In life, timing can be everything, and sometimes people simply get lucky.
But it does seem odd that so many among the corporate elite would be so exceedingly “lucky” all at the same time.
In this article I am not claiming to know the motivations of any of these individuals, but I am pointing out certain patterns that I believe are worth investigating.
One financial publication is using the phrase “the great CEO exodus” to describe the phenomenon that we have been witnessing. It all started last year when chief executives started resigning in numbers unlike anything that we have ever seen before. The following was published by NBC News last November…
Chief executives are leaving in record numbers this year, with more than 1,332 stepping aside in the period from January through the end of October, according to new data released on Wednesday. While it’s not unusual to see CEOs fleeing in the middle of a recession, it is noteworthy to see such a rash of executive exits amid robust corporate earnings and record stock market highs.
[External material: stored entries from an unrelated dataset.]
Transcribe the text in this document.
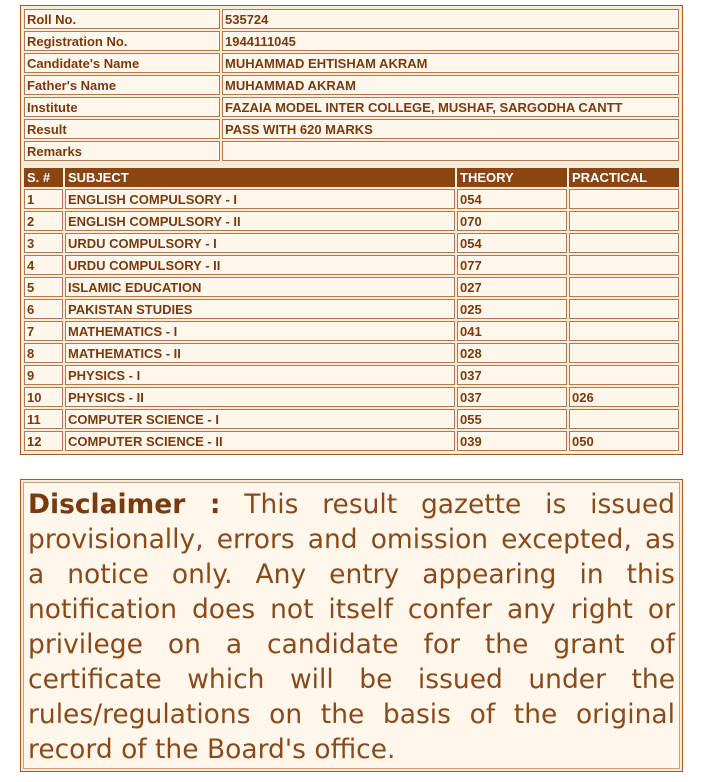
Roll No.	535724
Registration No.	1944111045
Candidate's Name	MUHAMMAD EHTISHAM AKRAM
Father's Name	MUHAMMAD AKRAM
Institute	FAZAIA MODEL INTER COLLEGE, MUSHAF, SARGODHA CANTT
Result	PASS WITH 620 MARKS
Remarks	
S. #	SUBJECT	THEORY	PRACTICAL
1	ENGLISH COMPULSORY - I	054	
2	ENGLISH COMPULSORY - II	070	
3	URDU COMPULSORY - I	054	
4	URDU COMPULSORY - II	077	
5	ISLAMIC EDUCATION	027	
6	PAKISTAN STUDIES	025	
7	MATHEMATICS - I	041	
8	MATHEMATICS - II	028	
9	PHYSICS - I	037	
10	PHYSICS - II	037	026
11	COMPUTER SCIENCE - I	055	
12	COMPUTER SCIENCE - II	039	050

Disclaimer : This result gazette is issued provisionally, errors and omission excepted, as a notice only. Any entry appearing in this notification does not itself confer any right or privilege on a candidate for the grant of certificate which will be issued under the rules/regulations on the basis of the original record of the Board's office.
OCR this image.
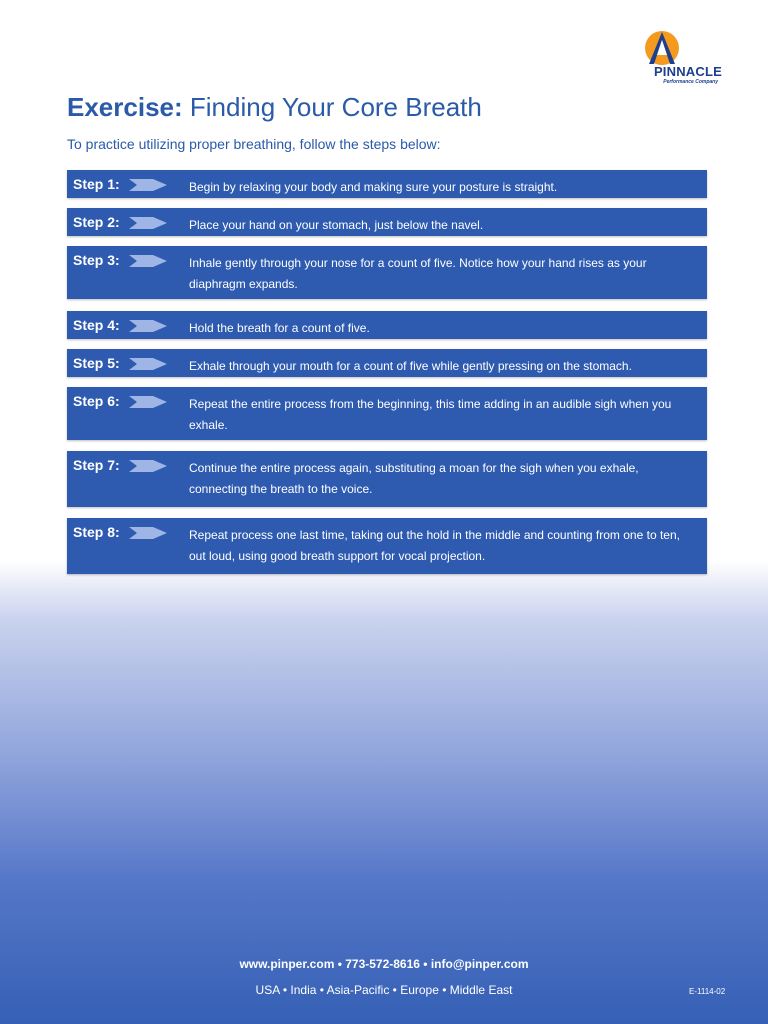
PINNACLE
Performance Company
Exercise: Finding Your Core Breath

To practice utilizing proper breathing, follow the steps below:

Step 1:	Begin by relaxing your body and making sure your posture is straight.
Step 2:	Place your hand on your stomach, just below the navel.
Step 3:	Inhale gently through your nose for a count of five. Notice how your hand rises as your diaphragm expands.
Step 4:	Hold the breath for a count of five.
Step 5:	Exhale through your mouth for a count of five while gently pressing on the stomach.
Step 6:	Repeat the entire process from the beginning, this time adding in an audible sigh when you exhale.
Step 7:	Continue the entire process again, substituting a moan for the sigh when you exhale, connecting the breath to the voice.
Step 8:	Repeat process one last time, taking out the hold in the middle and counting from one to ten, out loud, using good breath support for vocal projection.
www.pinper.com • 773-572-8616 • info@pinper.com
USA • India • Asia-Pacific • Europe • Middle East	E-1114-02
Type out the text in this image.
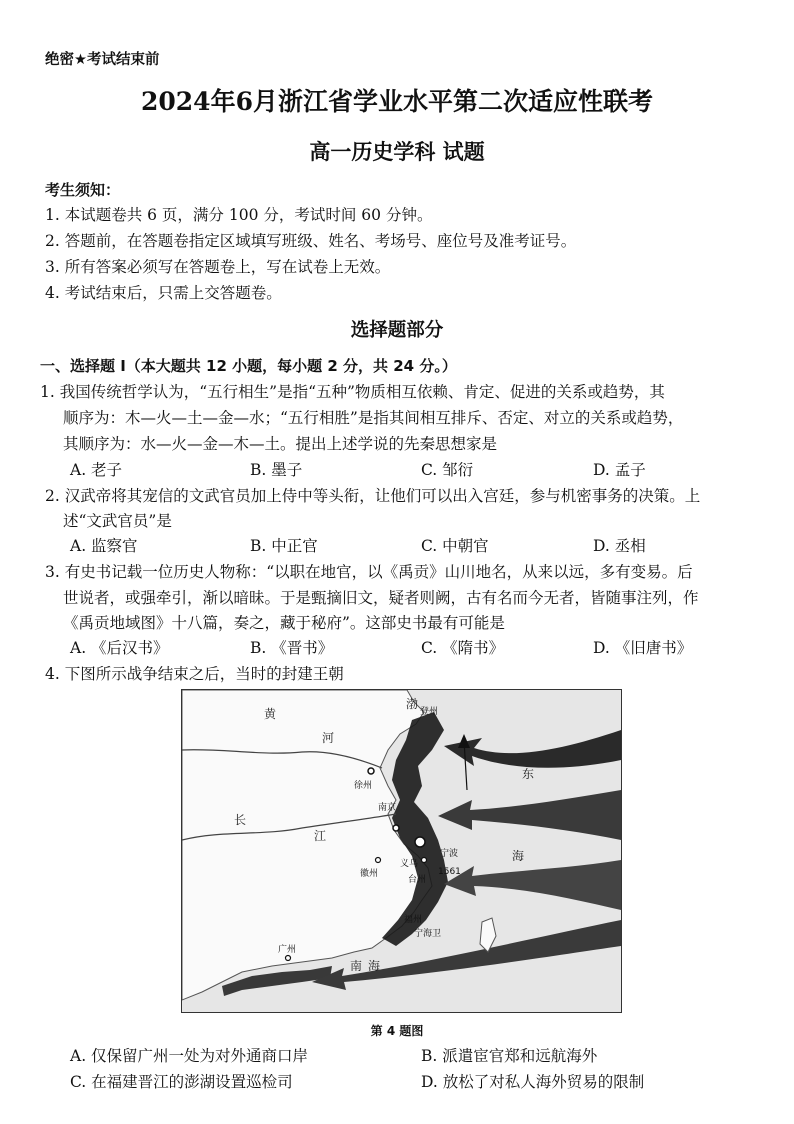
绝密★考试结束前
2024年6月浙江省学业水平第二次适应性联考
高一历史学科 试题
考生须知：
1. 本试题卷共 6 页，满分 100 分，考试时间 60 分钟。
2. 答题前，在答题卷指定区域填写班级、姓名、考场号、座位号及准考证号。
3. 所有答案必须写在答题卷上，写在试卷上无效。
4. 考试结束后，只需上交答题卷。
选择题部分
一、选择题 I（本大题共 12 小题，每小题 2 分，共 24 分。）
1. 我国传统哲学认为，“五行相生”是指“五种”物质相互依赖、肯定、促进的关系或趋势，其
顺序为：木—火—土—金—水；“五行相胜”是指其间相互排斥、否定、对立的关系或趋势，
其顺序为：水—火—金—木—土。提出上述学说的先秦思想家是
A. 老子	B. 墨子	C. 邹衍	D. 孟子
2. 汉武帝将其宠信的文武官员加上侍中等头衔，让他们可以出入宫廷，参与机密事务的决策。上
述“文武官员”是
A. 监察官	B. 中正官	C. 中朝官	D. 丞相
3. 有史书记载一位历史人物称：“以职在地官，以《禹贡》山川地名，从来以远，多有变易。后
世说者，或强牵引，渐以暗昧。于是甄摘旧文，疑者则阙，古有名而今无者，皆随事注列，作
《禹贡地域图》十八篇，奏之，藏于秘府”。这部史书最有可能是
A. 《后汉书》	B. 《晋书》	C. 《隋书》	D. 《旧唐书》
4. 下图所示战争结束之后，当时的封建王朝
黄
河
长
江
东
海
渤
南 海
登州
徐州
南京
徽州
义乌
台州
宁波
1561
福州
宁海卫
广州
第 4 题图
A. 仅保留广州一处为对外通商口岸	B. 派遣宦官郑和远航海外
C. 在福建晋江的澎湖设置巡检司	D. 放松了对私人海外贸易的限制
Last month, 172 chief executives left their jobs, according to executive placement firm Challenger, Gray & Christmas. It’s the highest monthly number on record, and the year-to-date total outpaces even the wave of executive exits during the financial crisis.
By the end of the year, an all-time record high 1,480 CEOs had left their posts.
But to most people it seemed like the good times were still rolling at the end of 2019. Corporate profits were rising and the stock market was setting record high after record high.
Yes, there were lots of signs that the global economy was really slowing down, but most experts were not forecasting an imminent recession.’